Thursday, March 1, 2012

The Cities

There are only three cities in the land of Kimatarthi: Markaz, Mudun, and Bryss. This emptiness is one of the first features I decided upon when creating the land. I liked the idea of civilization concentrated in only a few remote places, the land in between being hostile if not unlivable. Of course, then I had to decide why civilization hadn’t expanded beyond these spaces…

For me part of the creation process is this reverse engineering of history. I find an interesting concept and then figure out how that could have come about. This is when I settled on the idea that Kimatarthi wasn’t always like this – it is a post-apocalyptic world. In fact, these three cities represent the aftermath of the Goblin Wars that wiped out cities and towns by the dozens.  Each of these remaining cities represents a different aspect of that old civilization. (Though I was never really aware of that literary quality until just this minute.)

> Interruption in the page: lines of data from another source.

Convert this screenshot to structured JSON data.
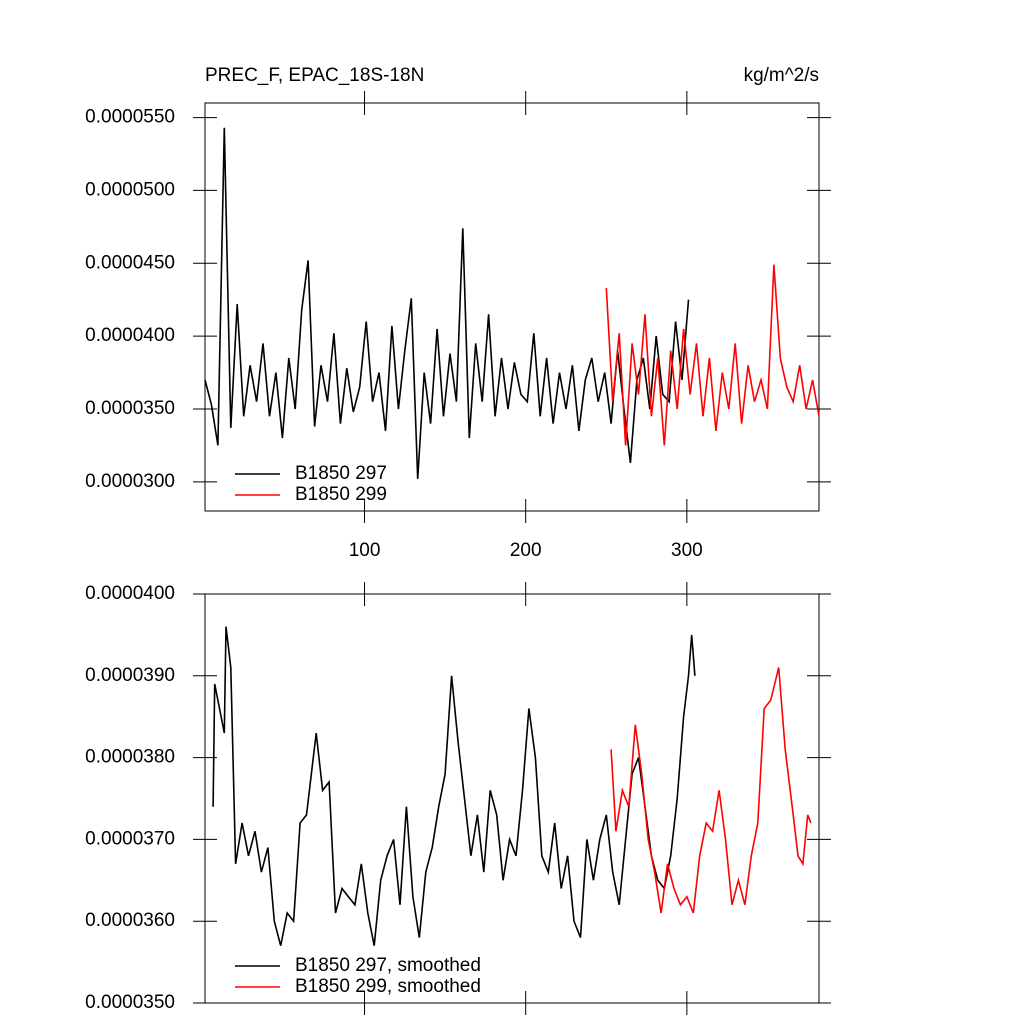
{
  "chart_data": [
    {
      "type": "line",
      "title": "PREC_F, EPAC_18S-18N",
      "units": "kg/m^2/s",
      "xlim": [
        1,
        382
      ],
      "ylim": [
        2.8e-05,
        5.6e-05
      ],
      "xticks": [
        100,
        200,
        300
      ],
      "xtick_labels": true,
      "yticks": [
        {
          "value": 3e-05,
          "label": "0.0000300"
        },
        {
          "value": 3.5e-05,
          "label": "0.0000350"
        },
        {
          "value": 4e-05,
          "label": "0.0000400"
        },
        {
          "value": 4.5e-05,
          "label": "0.0000450"
        },
        {
          "value": 5e-05,
          "label": "0.0000500"
        },
        {
          "value": 5.5e-05,
          "label": "0.0000550"
        }
      ],
      "legend": "lower left",
      "series": [
        {
          "name": "B1850 297",
          "color": "#000000",
          "x": [
            1,
            5,
            9,
            13,
            17,
            21,
            25,
            29,
            33,
            37,
            41,
            45,
            49,
            53,
            57,
            61,
            65,
            69,
            73,
            77,
            81,
            85,
            89,
            93,
            97,
            101,
            105,
            109,
            113,
            117,
            121,
            125,
            129,
            133,
            137,
            141,
            145,
            149,
            153,
            157,
            161,
            165,
            169,
            173,
            177,
            181,
            185,
            189,
            193,
            197,
            201,
            205,
            209,
            213,
            217,
            221,
            225,
            229,
            233,
            237,
            241,
            245,
            249,
            253,
            257,
            261,
            265,
            269,
            273,
            277,
            281,
            285,
            289,
            293,
            297,
            301
          ],
          "values": [
            3.7e-05,
            3.53e-05,
            3.25e-05,
            5.43e-05,
            3.37e-05,
            4.22e-05,
            3.45e-05,
            3.8e-05,
            3.55e-05,
            3.95e-05,
            3.45e-05,
            3.75e-05,
            3.3e-05,
            3.85e-05,
            3.5e-05,
            4.18e-05,
            4.52e-05,
            3.38e-05,
            3.8e-05,
            3.55e-05,
            4.02e-05,
            3.4e-05,
            3.78e-05,
            3.48e-05,
            3.65e-05,
            4.1e-05,
            3.55e-05,
            3.75e-05,
            3.35e-05,
            4.07e-05,
            3.5e-05,
            3.9e-05,
            4.26e-05,
            3.02e-05,
            3.75e-05,
            3.4e-05,
            4.05e-05,
            3.45e-05,
            3.88e-05,
            3.55e-05,
            4.74e-05,
            3.3e-05,
            3.95e-05,
            3.55e-05,
            4.15e-05,
            3.45e-05,
            3.85e-05,
            3.5e-05,
            3.82e-05,
            3.6e-05,
            3.55e-05,
            4.02e-05,
            3.45e-05,
            3.85e-05,
            3.4e-05,
            3.75e-05,
            3.5e-05,
            3.8e-05,
            3.35e-05,
            3.7e-05,
            3.85e-05,
            3.55e-05,
            3.75e-05,
            3.4e-05,
            3.9e-05,
            3.5e-05,
            3.13e-05,
            3.7e-05,
            3.85e-05,
            3.5e-05,
            4e-05,
            3.6e-05,
            3.55e-05,
            4.1e-05,
            3.7e-05,
            4.25e-05
          ]
        },
        {
          "name": "B1850 299",
          "color": "#ff0000",
          "x": [
            250,
            254,
            258,
            262,
            266,
            270,
            274,
            278,
            282,
            286,
            290,
            294,
            298,
            302,
            306,
            310,
            314,
            318,
            322,
            326,
            330,
            334,
            338,
            342,
            346,
            350,
            354,
            358,
            362,
            366,
            370,
            374,
            378,
            382
          ],
          "values": [
            4.33e-05,
            3.55e-05,
            4.02e-05,
            3.25e-05,
            3.95e-05,
            3.6e-05,
            4.15e-05,
            3.45e-05,
            3.85e-05,
            3.25e-05,
            3.9e-05,
            3.5e-05,
            4.05e-05,
            3.6e-05,
            3.95e-05,
            3.45e-05,
            3.85e-05,
            3.35e-05,
            3.75e-05,
            3.5e-05,
            3.95e-05,
            3.4e-05,
            3.8e-05,
            3.55e-05,
            3.7e-05,
            3.5e-05,
            4.49e-05,
            3.85e-05,
            3.65e-05,
            3.55e-05,
            3.8e-05,
            3.5e-05,
            3.7e-05,
            3.45e-05
          ]
        }
      ]
    },
    {
      "type": "line",
      "xlim": [
        1,
        382
      ],
      "ylim": [
        3.5e-05,
        4e-05
      ],
      "xticks": [
        100,
        200,
        300
      ],
      "xtick_labels": false,
      "yticks": [
        {
          "value": 3.5e-05,
          "label": "0.0000350"
        },
        {
          "value": 3.6e-05,
          "label": "0.0000360"
        },
        {
          "value": 3.7e-05,
          "label": "0.0000370"
        },
        {
          "value": 3.8e-05,
          "label": "0.0000380"
        },
        {
          "value": 3.9e-05,
          "label": "0.0000390"
        },
        {
          "value": 4e-05,
          "label": "0.0000400"
        }
      ],
      "legend": "lower left",
      "series": [
        {
          "name": "B1850 297, smoothed",
          "color": "#000000",
          "x": [
            6,
            7,
            10,
            13,
            14,
            17,
            20,
            24,
            28,
            32,
            36,
            40,
            44,
            48,
            52,
            56,
            60,
            64,
            70,
            74,
            78,
            82,
            86,
            90,
            94,
            98,
            102,
            106,
            110,
            114,
            118,
            122,
            126,
            130,
            134,
            138,
            142,
            146,
            150,
            154,
            158,
            162,
            166,
            170,
            174,
            178,
            182,
            186,
            190,
            194,
            198,
            202,
            206,
            210,
            214,
            218,
            222,
            226,
            230,
            234,
            238,
            242,
            246,
            250,
            254,
            258,
            262,
            266,
            270,
            274,
            278,
            282,
            286,
            290,
            294,
            298,
            301,
            303,
            305
          ],
          "values": [
            3.74e-05,
            3.89e-05,
            3.86e-05,
            3.83e-05,
            3.96e-05,
            3.91e-05,
            3.67e-05,
            3.72e-05,
            3.68e-05,
            3.71e-05,
            3.66e-05,
            3.69e-05,
            3.6e-05,
            3.57e-05,
            3.61e-05,
            3.6e-05,
            3.72e-05,
            3.73e-05,
            3.83e-05,
            3.76e-05,
            3.77e-05,
            3.61e-05,
            3.64e-05,
            3.63e-05,
            3.62e-05,
            3.67e-05,
            3.61e-05,
            3.57e-05,
            3.65e-05,
            3.68e-05,
            3.7e-05,
            3.62e-05,
            3.74e-05,
            3.63e-05,
            3.58e-05,
            3.66e-05,
            3.69e-05,
            3.74e-05,
            3.78e-05,
            3.9e-05,
            3.82e-05,
            3.75e-05,
            3.68e-05,
            3.73e-05,
            3.66e-05,
            3.76e-05,
            3.73e-05,
            3.65e-05,
            3.7e-05,
            3.68e-05,
            3.76e-05,
            3.86e-05,
            3.8e-05,
            3.68e-05,
            3.66e-05,
            3.72e-05,
            3.64e-05,
            3.68e-05,
            3.6e-05,
            3.58e-05,
            3.7e-05,
            3.65e-05,
            3.7e-05,
            3.73e-05,
            3.66e-05,
            3.62e-05,
            3.7e-05,
            3.78e-05,
            3.8e-05,
            3.74e-05,
            3.68e-05,
            3.65e-05,
            3.64e-05,
            3.68e-05,
            3.75e-05,
            3.85e-05,
            3.9e-05,
            3.95e-05,
            3.9e-05
          ]
        },
        {
          "name": "B1850 299, smoothed",
          "color": "#ff0000",
          "x": [
            253,
            256,
            260,
            264,
            268,
            272,
            276,
            280,
            284,
            288,
            292,
            296,
            300,
            304,
            308,
            312,
            316,
            320,
            324,
            328,
            332,
            336,
            340,
            344,
            348,
            352,
            357,
            361,
            366,
            369,
            372,
            375,
            377
          ],
          "values": [
            3.81e-05,
            3.71e-05,
            3.76e-05,
            3.74e-05,
            3.84e-05,
            3.78e-05,
            3.7e-05,
            3.66e-05,
            3.61e-05,
            3.67e-05,
            3.64e-05,
            3.62e-05,
            3.63e-05,
            3.61e-05,
            3.68e-05,
            3.72e-05,
            3.71e-05,
            3.76e-05,
            3.7e-05,
            3.62e-05,
            3.65e-05,
            3.62e-05,
            3.68e-05,
            3.72e-05,
            3.86e-05,
            3.87e-05,
            3.91e-05,
            3.81e-05,
            3.73e-05,
            3.68e-05,
            3.67e-05,
            3.73e-05,
            3.72e-05
          ]
        }
      ]
    }
  ]
}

Markaz was the site of a final battle between humans and goblins. Refugees from all across the land sought refuge behind its walls, and in one final effort mankind was able to resist the goblin tide. Broken, the goblin armies slowly began to scatter and retreat. But these refuges had nowhere to return, so Markaz became a melting pot of the remnants of the earlier era. Here society, economy, culture, and politics are being born anew. This renewal is far from hopeful, however. The city remains a broken mess. It is a wretched hive wherein life is poor, nasty, brutish, and short (it is far too overcrowded to be solitary, though).

One could say that Mudun is the city for the hopeful—or the foolish. Some time after the goblin war, bands of people were willing (perhaps eager) to leave the dregs of Markaz behind. They set out across the valley and rebuilt a city on the ruins of a former trade hub. The location was chosen because the north-eastern plateau is fertile ground, compared to the rocky pass where Markaz sits. Nestled along a river at the foot of the mountains, Mudun is definitely a frontier town. The nearby region allows for agricultural development, but the city itself must be continuously fortified against regular goblin attacks.

Finally, the remote city of Bryss in some ways represents what Kimatarthi once was. Bryss has always been isolated from the rest of the world. It is the only city that has ever existed west of the Great Rift, a massive and impassible escarpment that runs nearly the entire length of the world. Although it is far to the south, the only passage to the west is far in the north at Markaz. Travelers then have to make their way through the desert that dominates the western part of the world before finding a gap that leads back up into the valley of Bryss. This isolation has resulted in cultural differences, but also spared the population from the horrors of the goblin invasion. No doubt, these factors combined generate a bit of resentment between the populations of the east and the west. However, the world needs the good Bryss produces, just as they need the markets.